This loose conversational look at McCartney’s work has plenty for those into him or music, but little for the casual viewer.
Not all entertainment is for everyone.
This is important to bear in mind when it comes to Hulu’s new series McCartney 3,2,1, a “musicians hang” documentary that sees famed producer Rick Rubin lead Paul McCartney down memory lane.
Devotees of the Beatles (and Paul in specific) will no doubt be utterly delighted with the six half-hour episodes. Unfolding at an easy pace, the series feels like what it is, a conversation between McCartney and Rubin. McCartney shares stories, follows tangents, responds to nudges from Rubin, and generally balances pride at what he and his bandmates created with humility at what he sees as his musical shortcomings.

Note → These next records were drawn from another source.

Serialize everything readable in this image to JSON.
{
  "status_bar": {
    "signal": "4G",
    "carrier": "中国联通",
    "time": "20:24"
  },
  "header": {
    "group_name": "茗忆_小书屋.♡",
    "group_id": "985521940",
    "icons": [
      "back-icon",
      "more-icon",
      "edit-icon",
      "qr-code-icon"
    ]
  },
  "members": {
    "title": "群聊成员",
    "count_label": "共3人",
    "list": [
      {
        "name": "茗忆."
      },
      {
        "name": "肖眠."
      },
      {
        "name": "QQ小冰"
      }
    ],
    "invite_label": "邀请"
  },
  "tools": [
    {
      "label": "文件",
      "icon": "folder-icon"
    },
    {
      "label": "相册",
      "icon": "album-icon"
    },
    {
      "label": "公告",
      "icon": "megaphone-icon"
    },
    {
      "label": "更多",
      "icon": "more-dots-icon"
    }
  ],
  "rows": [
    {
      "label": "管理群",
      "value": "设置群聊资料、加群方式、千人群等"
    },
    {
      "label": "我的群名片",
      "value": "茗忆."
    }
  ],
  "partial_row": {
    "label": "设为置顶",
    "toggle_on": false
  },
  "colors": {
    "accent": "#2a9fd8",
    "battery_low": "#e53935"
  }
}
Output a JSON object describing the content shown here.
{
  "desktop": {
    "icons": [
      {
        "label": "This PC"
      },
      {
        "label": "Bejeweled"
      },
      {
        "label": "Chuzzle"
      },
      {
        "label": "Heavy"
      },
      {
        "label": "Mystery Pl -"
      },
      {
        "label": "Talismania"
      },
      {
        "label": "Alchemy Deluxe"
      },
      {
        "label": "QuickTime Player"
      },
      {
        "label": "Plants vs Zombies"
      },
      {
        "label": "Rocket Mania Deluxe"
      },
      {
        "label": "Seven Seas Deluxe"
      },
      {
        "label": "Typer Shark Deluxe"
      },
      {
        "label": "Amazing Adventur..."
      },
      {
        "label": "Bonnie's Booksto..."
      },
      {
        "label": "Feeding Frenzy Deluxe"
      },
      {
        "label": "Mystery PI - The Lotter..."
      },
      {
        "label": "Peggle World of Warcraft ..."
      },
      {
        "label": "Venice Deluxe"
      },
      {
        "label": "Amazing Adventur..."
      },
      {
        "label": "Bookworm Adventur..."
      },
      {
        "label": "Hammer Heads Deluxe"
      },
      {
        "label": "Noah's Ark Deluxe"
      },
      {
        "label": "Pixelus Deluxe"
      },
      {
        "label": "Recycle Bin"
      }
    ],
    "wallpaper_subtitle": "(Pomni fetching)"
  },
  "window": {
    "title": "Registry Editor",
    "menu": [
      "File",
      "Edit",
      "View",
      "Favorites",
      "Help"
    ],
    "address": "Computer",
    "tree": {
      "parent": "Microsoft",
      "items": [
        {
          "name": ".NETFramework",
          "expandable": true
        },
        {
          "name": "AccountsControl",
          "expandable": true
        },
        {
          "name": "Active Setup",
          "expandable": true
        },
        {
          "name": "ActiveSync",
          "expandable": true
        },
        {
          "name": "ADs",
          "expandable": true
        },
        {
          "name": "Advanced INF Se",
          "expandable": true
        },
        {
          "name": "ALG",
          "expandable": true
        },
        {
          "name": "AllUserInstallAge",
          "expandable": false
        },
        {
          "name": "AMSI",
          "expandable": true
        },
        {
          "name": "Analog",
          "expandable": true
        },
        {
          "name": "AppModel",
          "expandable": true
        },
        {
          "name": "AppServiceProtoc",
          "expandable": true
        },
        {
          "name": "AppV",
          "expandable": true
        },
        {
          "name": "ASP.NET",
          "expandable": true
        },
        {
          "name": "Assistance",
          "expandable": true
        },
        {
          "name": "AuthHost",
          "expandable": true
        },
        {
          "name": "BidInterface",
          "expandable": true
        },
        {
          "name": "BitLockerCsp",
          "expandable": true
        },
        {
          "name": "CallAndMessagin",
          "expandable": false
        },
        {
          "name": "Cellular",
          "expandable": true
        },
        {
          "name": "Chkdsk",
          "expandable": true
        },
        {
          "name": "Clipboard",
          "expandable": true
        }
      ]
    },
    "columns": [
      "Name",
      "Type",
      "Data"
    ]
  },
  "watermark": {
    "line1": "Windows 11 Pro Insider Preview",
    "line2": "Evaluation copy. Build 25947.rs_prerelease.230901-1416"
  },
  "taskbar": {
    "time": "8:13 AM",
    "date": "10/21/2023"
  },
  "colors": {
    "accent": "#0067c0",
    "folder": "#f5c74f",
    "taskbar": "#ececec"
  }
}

Music fans will also likely find plenty to dig into here. The freestyle nature of Rubin and McCartney’s chat allows for new perspectives on old tales and new insights into how songs grew from random chords, desires to impress at parties, and the inspiration of other artists’ works. Both Rubin and McCartney are smart enough about music to speak of it with insight and loose enough to avoid bogging the discussion down with jargon. This is not a conversation you need to be an expert to get something out of, but it also isn’t so bland or watered down that’ll bore those with a deep bench of knowledge.
However, for people who don’t fit into either of those groups, they may come away from the experience feeling, well, a bit bored. What feels visually interesting when engaged by the subject matter—the black and white palette, the lighting that obscures everything but the two participants and some key piece of musical equipment, the use of still photographs and very brief video clips from the past—has less of an allure if you aren’t naturally inclined to buy-in.
It isn’t that McCartney 3,2,1 puts a fence between itself and the audience. It doesn’t engage in a kind of visual gatekeeping. However, it is an aesthetically pleasing but sparse approach. Viewers may appreciate the approach, but appreciation will be as far as they go if the stories don’t interest them.
Both Rubin and McCartney are smart enough about music to speak of it with insight and loose enough to avoid bogging the discussion down with jargon.
The casual viewer likely will also find Rubin’s approach a bit too fannish. While by no means fawning—no one will come away with Chris Farley vibes here—Rubin nonetheless has little depth to his wonderings. There’s no bite, nor the slightest of pushback. The Beatles’ history often veered into the contentious, but if McCartney doesn’t go there, Rubin doesn’t ask about it.
As a result, moments like when McCartney labels his and John Lennon’s disagreements as good for the band’s creativity don’t receive much interrogation. This doesn’t have to be a hard-hitting piece of journalism, but it often feels like a bit more friction in the mix could have lead to some far deeper thoughts about how the tension that made the band break up in just 10 years also made it great and vice versa.
For those who McCartney 3, 2, 1 holds appeal, the hangout vibes, the casual insights, and the aesthetics will please very much. There’s little else that 3, 2, 1 offers to hold their attention for those less naturally inclined to the artists or the subject matter.
McCartney 3, 2, 1 locks itself into the mixing studio start July 16 on Hulu.